The order of the storage locations has been changed. Microsoft says it’s to ‘reduce confusion’ but it seems more like a continuing effort to force their cloud storage options onto customers. Locations will now appear in the order: One Drive, OneDrive for Business , Online Locations (Sharepoint etc) and lastly local computer. This might suit Microsoft’s corporate strategy but not necessarily customers who would prefer to put locations in an order that suited them.
Picture orientation
We’ve complained about inconsistent picture orientation for a long time. Office has been notable for not obeying the orientation information when importing a picture. Finally, Office 2016 does it … and about bloody time too.
Outlook
Outlook is now being used on devices with relatively small amounts of disk space which can’t possibly cope with a PST/OST file with all your email etc. Outlook 2013 let Exchange Server customers keep just the last months data locally with the rest on the server. Outlook 2016 will give you choices of 14, 7, 3 or even one day only if your computer is really short of disk space.
Also for Outlook on smaller screens, there’s an alternative viewing mode where the reading pane appears when you select a message.
Most recently used documents can be selection from the ribbon or action bar to become email attachments.
Years ago, Microsoft introduced ‘RPC over HTTP’ as a way for Outlook to connect to Exchange Server without firewall hassles (the HTTP part means that the web page port 80 is used). Outlook 2016 has MAPI-HTTP for all appropriate users. It’s a better solution to the same problem and should give faster, more reliable connection. One good reason for the change is coping with flaky or erratic connections (like poor Wifi, 3G etc). Outlook has been developed on the assumption of faster and more reliable internet connections but the rise of ‘everywhere’ devices changes that.
Outlook now does all synchronization as background processes so your use of the program isn’t slowed. This is another “you mean it didn’t do that already?” feature since it’s hard to understand why Outlook wasn’t developed with all possible background processes from the start
Excel
Plenty of changes in Excel, mostly in the ‘Business Intelligence’ area.
Read only mode. Open up a workbook via Sharepoint in a read only mode.
Field Lists. The field lists in Pivot Tables and Pivot Charts are now searchable so scrolling down long lists should not be necessary.
PowerQuery – the Excel 2010/2013 addon is intergrated into Excel 2016.

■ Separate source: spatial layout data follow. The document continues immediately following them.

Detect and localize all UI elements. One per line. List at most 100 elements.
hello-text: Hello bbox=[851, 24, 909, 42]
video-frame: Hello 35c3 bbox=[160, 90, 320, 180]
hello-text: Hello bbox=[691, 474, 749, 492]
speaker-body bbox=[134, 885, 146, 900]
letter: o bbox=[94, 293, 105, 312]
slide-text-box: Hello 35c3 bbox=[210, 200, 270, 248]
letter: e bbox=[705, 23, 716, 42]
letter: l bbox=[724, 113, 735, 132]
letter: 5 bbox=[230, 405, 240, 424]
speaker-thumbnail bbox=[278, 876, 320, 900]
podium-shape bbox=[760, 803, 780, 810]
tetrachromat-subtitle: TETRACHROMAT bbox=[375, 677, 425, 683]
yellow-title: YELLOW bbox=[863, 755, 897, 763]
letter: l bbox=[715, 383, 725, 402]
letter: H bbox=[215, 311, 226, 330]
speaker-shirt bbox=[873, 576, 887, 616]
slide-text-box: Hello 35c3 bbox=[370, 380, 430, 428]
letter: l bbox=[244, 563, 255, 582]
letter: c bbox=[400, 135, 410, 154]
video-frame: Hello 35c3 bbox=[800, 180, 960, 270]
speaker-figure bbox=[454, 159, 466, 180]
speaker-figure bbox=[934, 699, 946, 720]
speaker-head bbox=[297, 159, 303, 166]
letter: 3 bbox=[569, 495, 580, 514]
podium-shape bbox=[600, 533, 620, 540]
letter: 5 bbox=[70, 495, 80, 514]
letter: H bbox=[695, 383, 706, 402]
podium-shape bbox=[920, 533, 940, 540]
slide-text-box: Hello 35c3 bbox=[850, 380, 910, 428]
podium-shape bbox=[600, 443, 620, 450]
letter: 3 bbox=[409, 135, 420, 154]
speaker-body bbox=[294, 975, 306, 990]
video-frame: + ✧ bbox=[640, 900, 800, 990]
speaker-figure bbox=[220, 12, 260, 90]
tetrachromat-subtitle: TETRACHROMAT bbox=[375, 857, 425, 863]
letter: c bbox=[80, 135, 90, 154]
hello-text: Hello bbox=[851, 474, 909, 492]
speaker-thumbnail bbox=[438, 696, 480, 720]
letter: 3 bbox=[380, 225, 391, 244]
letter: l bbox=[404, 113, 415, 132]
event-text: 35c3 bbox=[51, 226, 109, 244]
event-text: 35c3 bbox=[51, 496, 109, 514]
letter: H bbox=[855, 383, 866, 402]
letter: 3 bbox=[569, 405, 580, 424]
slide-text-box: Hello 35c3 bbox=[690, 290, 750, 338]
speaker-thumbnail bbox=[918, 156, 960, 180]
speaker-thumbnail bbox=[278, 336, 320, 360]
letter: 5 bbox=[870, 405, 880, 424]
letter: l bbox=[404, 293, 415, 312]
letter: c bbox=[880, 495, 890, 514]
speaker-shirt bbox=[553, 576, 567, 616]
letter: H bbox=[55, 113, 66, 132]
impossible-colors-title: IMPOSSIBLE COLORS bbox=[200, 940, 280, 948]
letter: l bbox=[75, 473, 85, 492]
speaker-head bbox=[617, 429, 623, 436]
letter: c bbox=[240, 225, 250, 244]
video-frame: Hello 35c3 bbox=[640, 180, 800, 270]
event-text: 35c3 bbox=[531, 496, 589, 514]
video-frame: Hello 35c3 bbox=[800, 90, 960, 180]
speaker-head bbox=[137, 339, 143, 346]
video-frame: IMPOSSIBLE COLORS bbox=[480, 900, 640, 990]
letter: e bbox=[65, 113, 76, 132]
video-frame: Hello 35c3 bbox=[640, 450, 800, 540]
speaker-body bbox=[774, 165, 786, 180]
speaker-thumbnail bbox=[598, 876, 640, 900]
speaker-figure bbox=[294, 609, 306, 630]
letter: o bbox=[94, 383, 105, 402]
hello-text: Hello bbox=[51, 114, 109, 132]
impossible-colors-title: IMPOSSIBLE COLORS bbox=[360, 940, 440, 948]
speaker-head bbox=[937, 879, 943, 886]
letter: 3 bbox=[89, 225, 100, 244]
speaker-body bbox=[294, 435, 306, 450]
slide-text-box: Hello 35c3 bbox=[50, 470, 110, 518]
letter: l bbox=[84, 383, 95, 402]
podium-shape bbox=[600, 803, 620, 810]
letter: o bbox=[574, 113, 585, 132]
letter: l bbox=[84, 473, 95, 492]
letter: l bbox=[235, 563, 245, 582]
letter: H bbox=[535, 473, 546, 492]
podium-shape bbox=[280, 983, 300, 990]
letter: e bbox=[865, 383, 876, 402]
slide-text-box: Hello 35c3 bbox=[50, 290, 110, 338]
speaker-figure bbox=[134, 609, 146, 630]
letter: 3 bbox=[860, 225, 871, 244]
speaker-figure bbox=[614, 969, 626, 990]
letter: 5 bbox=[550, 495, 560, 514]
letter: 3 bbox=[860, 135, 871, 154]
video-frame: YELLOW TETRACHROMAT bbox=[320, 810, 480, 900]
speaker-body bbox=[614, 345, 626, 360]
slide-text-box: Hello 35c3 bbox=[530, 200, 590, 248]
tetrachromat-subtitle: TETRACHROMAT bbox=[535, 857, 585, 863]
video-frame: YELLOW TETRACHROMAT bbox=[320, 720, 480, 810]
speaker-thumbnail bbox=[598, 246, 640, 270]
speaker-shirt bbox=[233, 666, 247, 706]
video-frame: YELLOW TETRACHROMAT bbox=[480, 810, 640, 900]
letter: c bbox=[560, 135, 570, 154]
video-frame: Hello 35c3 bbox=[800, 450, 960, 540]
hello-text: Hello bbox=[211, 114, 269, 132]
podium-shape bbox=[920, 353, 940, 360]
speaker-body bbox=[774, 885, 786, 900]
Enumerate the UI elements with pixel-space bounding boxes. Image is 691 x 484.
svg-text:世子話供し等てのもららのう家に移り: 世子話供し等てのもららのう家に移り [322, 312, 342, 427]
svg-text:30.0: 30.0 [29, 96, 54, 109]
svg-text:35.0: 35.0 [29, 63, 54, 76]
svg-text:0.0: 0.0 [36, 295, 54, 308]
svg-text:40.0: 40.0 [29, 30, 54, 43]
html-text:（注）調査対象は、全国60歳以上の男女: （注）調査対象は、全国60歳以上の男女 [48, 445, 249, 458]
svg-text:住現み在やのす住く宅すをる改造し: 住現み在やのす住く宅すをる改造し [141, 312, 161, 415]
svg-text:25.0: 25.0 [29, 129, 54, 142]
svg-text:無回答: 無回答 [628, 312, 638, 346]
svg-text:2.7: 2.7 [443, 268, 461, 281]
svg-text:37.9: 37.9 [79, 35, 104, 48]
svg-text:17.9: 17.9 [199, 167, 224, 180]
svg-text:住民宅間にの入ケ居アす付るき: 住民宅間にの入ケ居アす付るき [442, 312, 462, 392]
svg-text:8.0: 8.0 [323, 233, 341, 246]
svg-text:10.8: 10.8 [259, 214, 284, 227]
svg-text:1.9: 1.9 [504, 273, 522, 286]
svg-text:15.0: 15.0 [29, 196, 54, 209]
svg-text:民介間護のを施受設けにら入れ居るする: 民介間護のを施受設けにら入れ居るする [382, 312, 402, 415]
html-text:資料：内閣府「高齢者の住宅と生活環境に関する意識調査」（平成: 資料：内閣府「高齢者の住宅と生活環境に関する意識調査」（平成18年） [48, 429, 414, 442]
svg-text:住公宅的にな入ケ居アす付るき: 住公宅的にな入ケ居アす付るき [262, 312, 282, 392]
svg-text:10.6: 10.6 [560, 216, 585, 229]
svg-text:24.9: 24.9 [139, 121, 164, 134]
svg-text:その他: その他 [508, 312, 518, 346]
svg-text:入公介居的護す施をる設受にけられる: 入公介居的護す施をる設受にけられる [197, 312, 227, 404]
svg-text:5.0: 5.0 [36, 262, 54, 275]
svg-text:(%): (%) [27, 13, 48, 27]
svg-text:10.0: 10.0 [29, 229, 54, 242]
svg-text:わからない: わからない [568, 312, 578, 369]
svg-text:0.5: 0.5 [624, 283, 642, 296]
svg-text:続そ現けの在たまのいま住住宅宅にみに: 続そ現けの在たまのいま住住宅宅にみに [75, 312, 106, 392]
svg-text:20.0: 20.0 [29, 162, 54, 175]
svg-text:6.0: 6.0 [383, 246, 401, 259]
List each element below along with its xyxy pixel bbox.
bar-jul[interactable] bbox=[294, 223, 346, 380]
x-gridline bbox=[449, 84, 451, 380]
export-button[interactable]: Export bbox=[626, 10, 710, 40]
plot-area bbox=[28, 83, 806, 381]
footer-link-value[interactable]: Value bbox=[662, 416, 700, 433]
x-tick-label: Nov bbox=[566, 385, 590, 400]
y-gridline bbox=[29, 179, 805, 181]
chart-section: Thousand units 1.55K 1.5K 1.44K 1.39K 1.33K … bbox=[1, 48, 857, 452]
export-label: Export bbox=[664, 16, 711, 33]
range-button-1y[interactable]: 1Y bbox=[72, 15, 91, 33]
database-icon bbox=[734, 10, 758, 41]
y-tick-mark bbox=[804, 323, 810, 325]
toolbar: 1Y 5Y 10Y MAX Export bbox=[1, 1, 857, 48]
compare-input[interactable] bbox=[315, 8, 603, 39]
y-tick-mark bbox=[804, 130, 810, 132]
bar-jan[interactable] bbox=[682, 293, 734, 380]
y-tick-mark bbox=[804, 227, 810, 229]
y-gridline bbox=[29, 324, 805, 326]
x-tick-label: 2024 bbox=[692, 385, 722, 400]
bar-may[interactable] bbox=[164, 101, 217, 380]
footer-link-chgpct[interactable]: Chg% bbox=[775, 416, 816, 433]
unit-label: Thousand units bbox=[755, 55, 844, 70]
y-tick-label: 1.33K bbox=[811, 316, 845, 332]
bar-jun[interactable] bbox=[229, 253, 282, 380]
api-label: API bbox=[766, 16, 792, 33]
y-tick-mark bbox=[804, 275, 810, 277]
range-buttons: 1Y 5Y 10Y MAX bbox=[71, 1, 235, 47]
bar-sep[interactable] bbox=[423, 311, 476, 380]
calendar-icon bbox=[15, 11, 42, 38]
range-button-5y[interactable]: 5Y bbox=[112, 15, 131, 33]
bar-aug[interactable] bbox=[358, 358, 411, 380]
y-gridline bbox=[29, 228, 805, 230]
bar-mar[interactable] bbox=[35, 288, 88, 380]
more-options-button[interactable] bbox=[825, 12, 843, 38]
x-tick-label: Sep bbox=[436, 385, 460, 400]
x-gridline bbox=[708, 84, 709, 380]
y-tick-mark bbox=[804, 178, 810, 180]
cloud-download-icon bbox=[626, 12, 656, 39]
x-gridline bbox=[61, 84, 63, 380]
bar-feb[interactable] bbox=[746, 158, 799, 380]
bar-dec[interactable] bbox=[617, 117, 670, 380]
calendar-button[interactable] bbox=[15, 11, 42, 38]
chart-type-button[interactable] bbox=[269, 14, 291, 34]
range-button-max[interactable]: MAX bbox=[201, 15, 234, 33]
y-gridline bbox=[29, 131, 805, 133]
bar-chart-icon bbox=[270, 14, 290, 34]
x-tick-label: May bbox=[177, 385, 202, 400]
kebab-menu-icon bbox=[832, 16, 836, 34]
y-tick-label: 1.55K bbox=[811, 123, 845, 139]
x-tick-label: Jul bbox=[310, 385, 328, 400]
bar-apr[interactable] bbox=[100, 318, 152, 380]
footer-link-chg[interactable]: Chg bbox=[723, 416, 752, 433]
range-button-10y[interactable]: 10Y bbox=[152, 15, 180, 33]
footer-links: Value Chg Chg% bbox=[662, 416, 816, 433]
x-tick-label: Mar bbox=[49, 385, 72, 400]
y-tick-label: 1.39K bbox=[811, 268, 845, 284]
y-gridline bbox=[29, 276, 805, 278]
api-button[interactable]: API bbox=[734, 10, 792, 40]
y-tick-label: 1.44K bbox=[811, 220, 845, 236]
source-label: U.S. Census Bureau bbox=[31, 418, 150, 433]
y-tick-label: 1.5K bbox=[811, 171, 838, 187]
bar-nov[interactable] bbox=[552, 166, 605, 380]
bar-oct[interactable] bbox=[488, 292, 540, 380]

Forecasting. Some new functions to predict future values from existing data.
- Forecast.ETS() – Returns the forecasted value for a specific future target date
- Forecast.ETS.Confint() – Returns a confidence interval for the forecast value at the specified target date
- Forecast.ETS.Seasonality() – Returns the length of the repetitive pattern Excel detects for the specified time series
PivotTable Time grouping is now available over Data Model PivotTable.
PowerView in Excel 2016 has an Online Analytical Processing (OLAP) cube connection.
Automatic relationship detection for everyone using Office 365. In a Data Model PivotTable with two or more tables but no relationships, there’s a notification to run Automatic relationship detection,
Business Intelligence (BI) features Power View, Power Pivot and Power Map are now automatically applied. If you choose one of the BI components, the others will become available automatically.
There’s other changes that we’ll talk about in the weeks and months ahead. Office 2016 is due out in the second half of this year.